The government signed a contract with CVS and Walgreens in October to give the coronavirus vaccinations to residents and employees of long-term care facilities across the country. The vaccines are free and are administered in on-site clinics at each location, according to the Department of Health and Human Services.

As part of the massive effort, CVS and Walgreens had to ensure they had enough staff to fan into the centers and expedite the process.

Merlo said the company has reached out to pharmacy schools to help find and recruit pharmacists, pharmacy technicians and pharmacy interns.

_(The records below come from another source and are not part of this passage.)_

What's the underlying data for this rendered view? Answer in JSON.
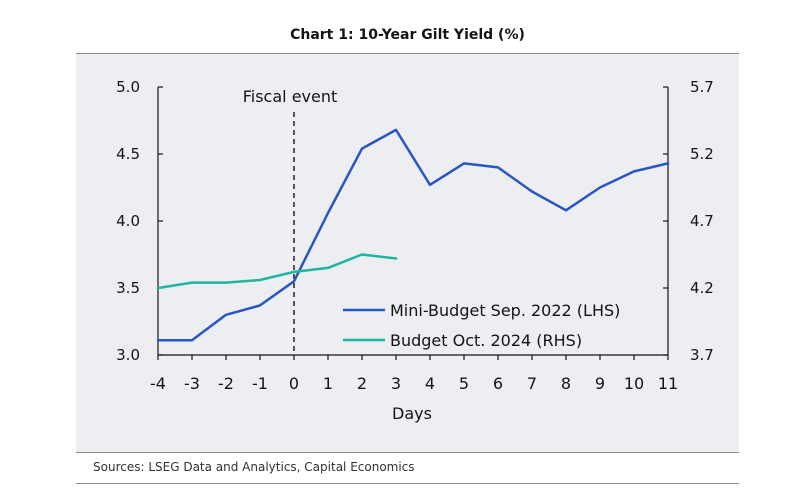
{
  "chart_data": {
    "type": "line",
    "title": "Chart 1: 10-Year Gilt Yield (%)",
    "xlabel": "Days",
    "ylabel_left": "",
    "ylabel_right": "",
    "x": [
      -4,
      -3,
      -2,
      -1,
      0,
      1,
      2,
      3,
      4,
      5,
      6,
      7,
      8,
      9,
      10,
      11
    ],
    "xticks": [
      "-4",
      "-3",
      "-2",
      "-1",
      "0",
      "1",
      "2",
      "3",
      "4",
      "5",
      "6",
      "7",
      "8",
      "9",
      "10",
      "11"
    ],
    "xlim": [
      -4,
      11
    ],
    "ylim_left": [
      3.0,
      5.0
    ],
    "yticks_left": [
      "3.0",
      "3.5",
      "4.0",
      "4.5",
      "5.0"
    ],
    "ylim_right": [
      3.7,
      5.7
    ],
    "yticks_right": [
      "3.7",
      "4.2",
      "4.7",
      "5.2",
      "5.7"
    ],
    "grid": false,
    "legend_position": "center-right",
    "annotations": [
      {
        "text": "Fiscal event",
        "x": 0,
        "style": "dashed-vertical-line"
      }
    ],
    "series": [
      {
        "name": "Mini-Budget Sep. 2022 (LHS)",
        "axis": "left",
        "color": "#2a55c4",
        "x": [
          -4,
          -3,
          -2,
          -1,
          0,
          1,
          2,
          3,
          4,
          5,
          6,
          7,
          8,
          9,
          10,
          11
        ],
        "values": [
          3.11,
          3.11,
          3.3,
          3.37,
          3.55,
          4.06,
          4.54,
          4.68,
          4.27,
          4.43,
          4.4,
          4.22,
          4.08,
          4.25,
          4.37,
          4.43
        ]
      },
      {
        "name": "Budget Oct. 2024 (RHS)",
        "axis": "right",
        "color": "#1fb5a0",
        "x": [
          -4,
          -3,
          -2,
          -1,
          0,
          1,
          2,
          3
        ],
        "values": [
          4.2,
          4.24,
          4.24,
          4.26,
          4.32,
          4.35,
          4.45,
          4.42
        ]
      }
    ]
  },
  "footer": {
    "source": "Sources: LSEG Data and Analytics, Capital Economics"
  }
}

He said there are also hired health professionals who are retired but still have their licenses and are willing to work part-time.

He said all CVS pharmacies already have refrigerators and freezers that can store five of the six vaccine candidates at the right temperature. He said only one of the six vaccine candidates – Pfizer’s – would require special storage.

The Pfizer vaccine will be distributed in special thermal mailers that can help achieve a 15-day life cycle, Merlo said. It can then be stored for an additional five days in the drugstore’s typical refrigeration facility, which can either freeze or chill, he said.